Visual Studio Fast Mode
I started the previous section by showing the output of the
docker build command. Normally, you’d be debugging from Visual Studio. By default, it builds a Dockerfile with something called container fast mode. Fast mode shortcuts the Dockerfile by executing only the base stage, and copying the compiled application into the container, without regard to anything else within the Dockerfile.
Fast mode is good for reducing build cycle time, but be aware of what’s happening. More than a few of my colleagues have been stumped when making a change in the Dockerfile that is frustratingly ignored by Studio. It’s possible to disable fast mode in Visual Studio at the expense of build time.
Building a .NET Docker image, at the macro level, can seem a bit like magic.
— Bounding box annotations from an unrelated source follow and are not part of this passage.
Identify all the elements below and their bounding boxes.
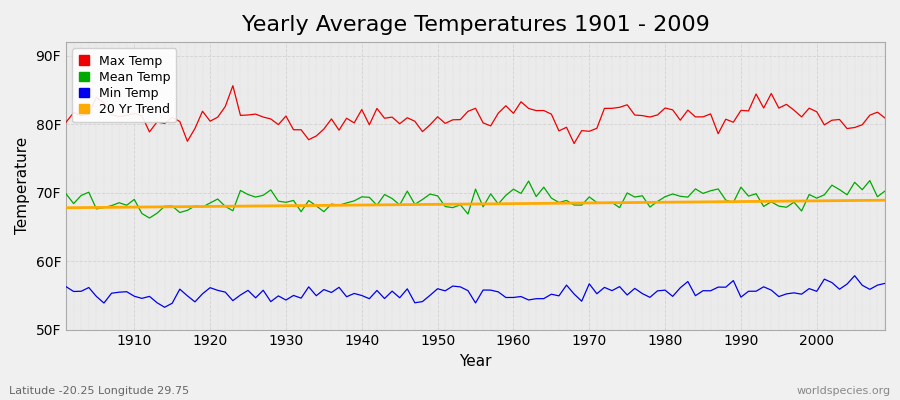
Y-axis label: Temperature: Temperature [15,137,30,234]
Title: Yearly Average Temperatures 1901 - 2009: Yearly Average Temperatures 1901 - 2009 [241,15,709,35]
X-axis label: Year: Year [459,354,491,369]
Text: worldspecies.org: worldspecies.org [796,386,891,396]
Legend: Max Temp, Mean Temp, Min Temp, 20 Yr Trend: Max Temp, Mean Temp, Min Temp, 20 Yr Tre… [72,48,176,122]
Text: Latitude -20.25 Longitude 29.75: Latitude -20.25 Longitude 29.75 [9,386,189,396]
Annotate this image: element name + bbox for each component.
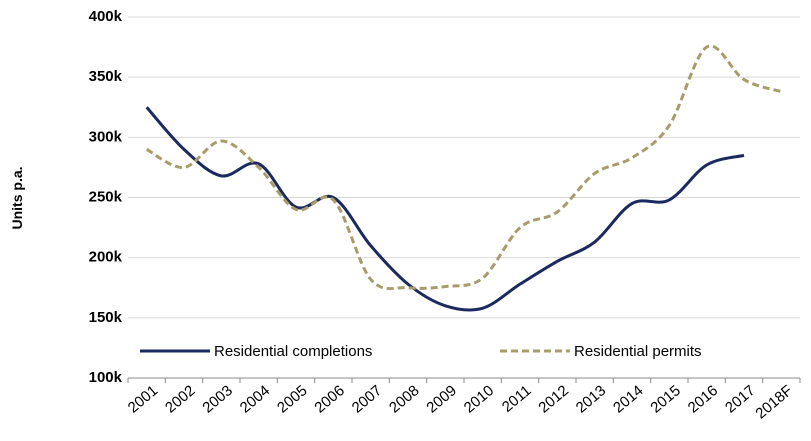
y-tick-label: 400k [89,8,123,25]
y-tick-label: 350k [89,68,123,85]
legend-label: Residential completions [214,343,372,360]
x-tick-label: 2014 [610,382,646,416]
x-tick-label: 2001 [125,382,161,416]
x-tick-label: 2015 [647,382,683,416]
x-tick-label: 2016 [685,382,721,416]
x-tick-label: 2006 [311,382,347,416]
legend-label: Residential permits [574,343,702,360]
y-tick-label: 250k [89,188,123,205]
x-tick-label: 2010 [461,382,497,416]
x-tick-label: 2007 [349,382,385,416]
y-tick-label: 150k [89,309,123,326]
x-tick-label: 2009 [423,382,459,416]
x-tick-label: 2002 [162,382,198,416]
x-tick-label: 2004 [237,382,273,416]
x-tick-label: 2018F [752,382,796,422]
y-tick-label: 300k [89,128,123,145]
x-tick-label: 2003 [199,382,235,416]
y-axis-label: Units p.a. [9,166,25,229]
line-series [145,44,782,291]
x-tick-label: 2011 [499,382,535,416]
x-tick-label: 2012 [535,382,571,416]
line-series [145,106,745,312]
y-tick-label: 200k [89,249,123,266]
x-tick-label: 2005 [274,382,310,416]
x-tick-label: 2008 [386,382,422,416]
y-tick-label: 100k [89,369,123,386]
x-tick-label: 2013 [573,382,609,416]
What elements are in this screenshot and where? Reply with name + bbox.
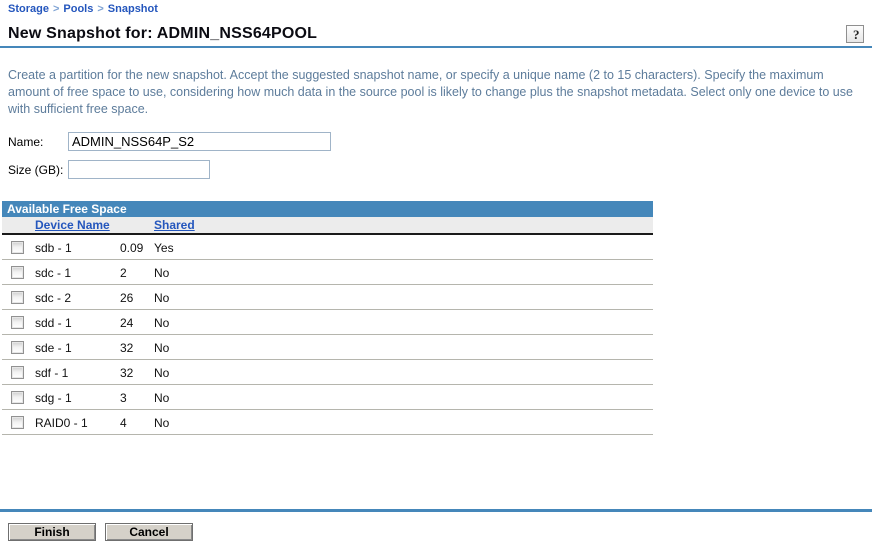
device-shared-cell: No (154, 415, 170, 430)
column-header-device-name[interactable]: Device Name (35, 218, 110, 232)
device-shared-cell: No (154, 390, 170, 405)
table-row: sdb - 1 0.09 Yes (2, 236, 653, 260)
device-shared-cell: No (154, 315, 170, 330)
device-size-cell: 26 (120, 290, 134, 305)
table-column-headers: Device Name Shared (2, 217, 653, 235)
table-title: Available Free Space (2, 201, 653, 217)
instructions-text: Create a partition for the new snapshot.… (8, 68, 853, 116)
device-name-cell: sdc - 1 (35, 265, 72, 280)
bottom-divider (0, 509, 872, 512)
breadcrumb-link-storage[interactable]: Storage (8, 3, 49, 15)
breadcrumb-separator: > (97, 3, 104, 15)
device-size-cell: 3 (120, 390, 127, 405)
table-row: sdc - 1 2 No (2, 261, 653, 285)
breadcrumb: Storage > Pools > Snapshot (8, 3, 158, 15)
table-row: sdc - 2 26 No (2, 286, 653, 310)
breadcrumb-separator: > (52, 3, 60, 15)
table-row: sde - 1 32 No (2, 336, 653, 360)
device-checkbox[interactable] (11, 416, 24, 429)
breadcrumb-link-pools[interactable]: Pools (63, 3, 94, 15)
cancel-button[interactable]: Cancel (105, 523, 193, 541)
device-checkbox[interactable] (11, 266, 24, 279)
snapshot-size-input[interactable] (68, 160, 210, 179)
device-name-cell: RAID0 - 1 (35, 415, 88, 430)
device-name-cell: sdd - 1 (35, 315, 72, 330)
help-button[interactable]: ? (846, 25, 864, 43)
device-shared-cell: No (154, 265, 170, 280)
finish-button[interactable]: Finish (8, 523, 96, 541)
device-shared-cell: No (154, 340, 170, 355)
device-checkbox[interactable] (11, 366, 24, 379)
device-checkbox[interactable] (11, 241, 24, 254)
name-label: Name: (8, 134, 44, 149)
device-checkbox[interactable] (11, 341, 24, 354)
table-row: sdd - 1 24 No (2, 311, 653, 335)
size-label: Size (GB): (8, 162, 64, 177)
page-title: New Snapshot for: ADMIN_NSS64POOL (8, 25, 318, 42)
table-row: sdg - 1 3 No (2, 386, 653, 410)
device-size-cell: 32 (120, 365, 134, 380)
device-shared-cell: Yes (154, 240, 174, 255)
device-checkbox[interactable] (11, 391, 24, 404)
breadcrumb-link-snapshot[interactable]: Snapshot (107, 3, 158, 15)
size-field-row: Size (GB): (8, 160, 210, 179)
table-row: sdf - 1 32 No (2, 361, 653, 385)
device-name-cell: sdc - 2 (35, 290, 72, 305)
device-name-cell: sde - 1 (35, 340, 72, 355)
title-divider (0, 46, 872, 48)
device-size-cell: 0.09 (120, 240, 144, 255)
device-shared-cell: No (154, 290, 170, 305)
snapshot-name-input[interactable] (68, 132, 331, 151)
button-bar: Finish Cancel (8, 523, 193, 541)
device-name-cell: sdf - 1 (35, 365, 69, 380)
table-row: RAID0 - 1 4 No (2, 411, 653, 435)
device-size-cell: 4 (120, 415, 127, 430)
device-size-cell: 2 (120, 265, 127, 280)
device-checkbox[interactable] (11, 316, 24, 329)
device-size-cell: 32 (120, 340, 134, 355)
device-name-cell: sdg - 1 (35, 390, 72, 405)
device-size-cell: 24 (120, 315, 134, 330)
name-field-row: Name: (8, 132, 331, 151)
available-free-space-table: Available Free Space Device Name Shared … (2, 201, 653, 435)
device-checkbox[interactable] (11, 291, 24, 304)
device-name-cell: sdb - 1 (35, 240, 72, 255)
device-shared-cell: No (154, 365, 170, 380)
column-header-shared[interactable]: Shared (154, 218, 195, 232)
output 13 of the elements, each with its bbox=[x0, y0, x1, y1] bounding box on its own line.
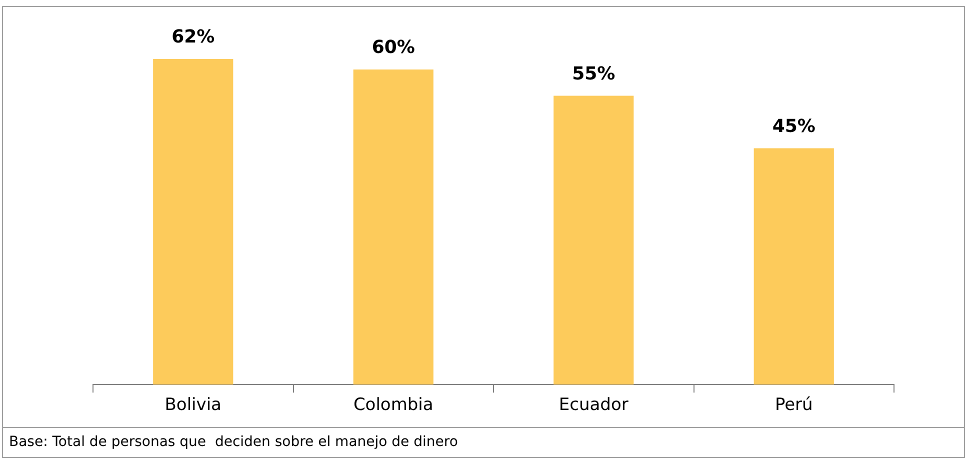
data-label: 62% bbox=[172, 26, 215, 48]
x-tick-label: Bolivia bbox=[164, 395, 222, 416]
text: Base: Total de personas que deciden sobre el manejo de dinero bbox=[3, 427, 964, 456]
bar bbox=[153, 59, 234, 385]
x-tick-label: Ecuador bbox=[558, 395, 628, 416]
x-tick-label: Colombia bbox=[353, 395, 434, 416]
data-label: 55% bbox=[572, 63, 616, 84]
bar bbox=[754, 148, 834, 385]
bar bbox=[353, 70, 434, 385]
bar bbox=[554, 96, 634, 385]
data-label: 45% bbox=[772, 116, 816, 137]
data-label: 60% bbox=[372, 37, 415, 58]
x-tick-label: Perú bbox=[774, 395, 813, 416]
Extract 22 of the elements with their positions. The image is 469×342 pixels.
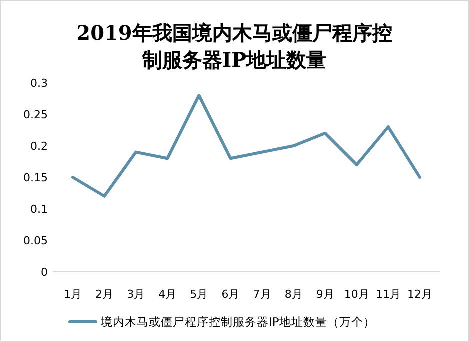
y-tick-label: 0 bbox=[41, 266, 48, 279]
x-tick-label: 7月 bbox=[253, 288, 272, 301]
x-tick-label: 4月 bbox=[158, 288, 177, 301]
x-tick-label: 10月 bbox=[344, 288, 370, 301]
x-tick-label: 11月 bbox=[376, 288, 401, 301]
x-tick-label: 3月 bbox=[127, 288, 146, 301]
legend-label: 境内木马或僵尸程序控制服务器IP地址数量（万个） bbox=[100, 315, 376, 330]
x-tick-label: 2月 bbox=[96, 288, 114, 301]
x-tick-label: 5月 bbox=[190, 288, 208, 301]
x-tick-label: 12月 bbox=[408, 288, 432, 301]
y-tick-label: 0.2 bbox=[30, 140, 48, 153]
x-tick-label: 8月 bbox=[284, 288, 303, 301]
y-tick-label: 0.15 bbox=[24, 171, 48, 184]
y-tick-label: 0.1 bbox=[30, 202, 48, 216]
y-tick-label: 0.3 bbox=[30, 76, 48, 90]
y-tick-label: 0.05 bbox=[24, 234, 48, 248]
y-tick-label: 0.25 bbox=[24, 108, 48, 122]
chart-title: 2019年我国境内木马或僵尸程序控制服务器IP地址数量 bbox=[76, 21, 392, 72]
x-tick-label: 1月 bbox=[64, 288, 82, 301]
line-series bbox=[72, 94, 422, 198]
x-tick-label: 9月 bbox=[316, 288, 334, 301]
x-tick-label: 6月 bbox=[222, 288, 240, 301]
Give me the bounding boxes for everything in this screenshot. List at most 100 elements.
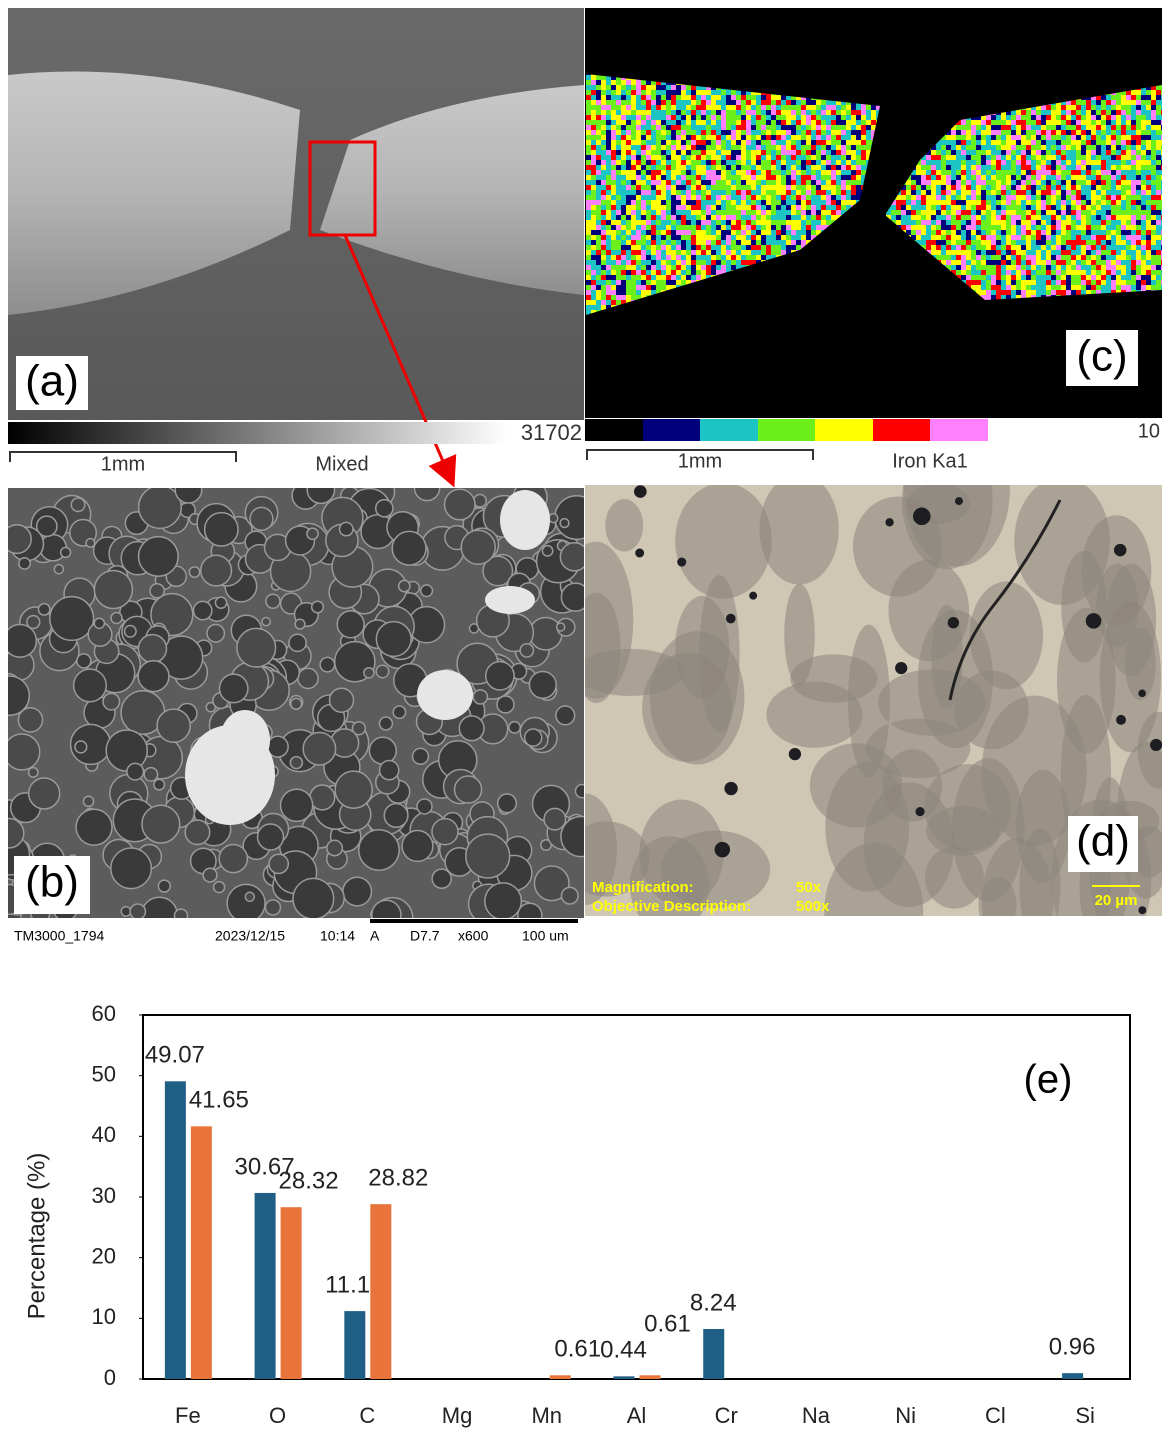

Once you start digging, you notice that there are many things going on on under the covers: optimizing the use of parent images, logically layering those images together, and building an application in stages.
The key takeaway is to have a good understanding of what’s going on in the background so that you can solve any potential issues you might encounter.
This was my first post about Docker and .NET. I’ll be building on this post in the near future and covering more about the topic.
Thanks on a great article.
I would like to know if you can explain how to do the above steps in a closed environment without internet.
We have a local docker registry .
Any help with be appreciate
Hi Eldad, I’ve never tried to do that myself. What issue are you encountering? At minimum, you’d need an Internet connection to download the parent images the first time into your local registry, but I imagine there may be a few other roadblocks.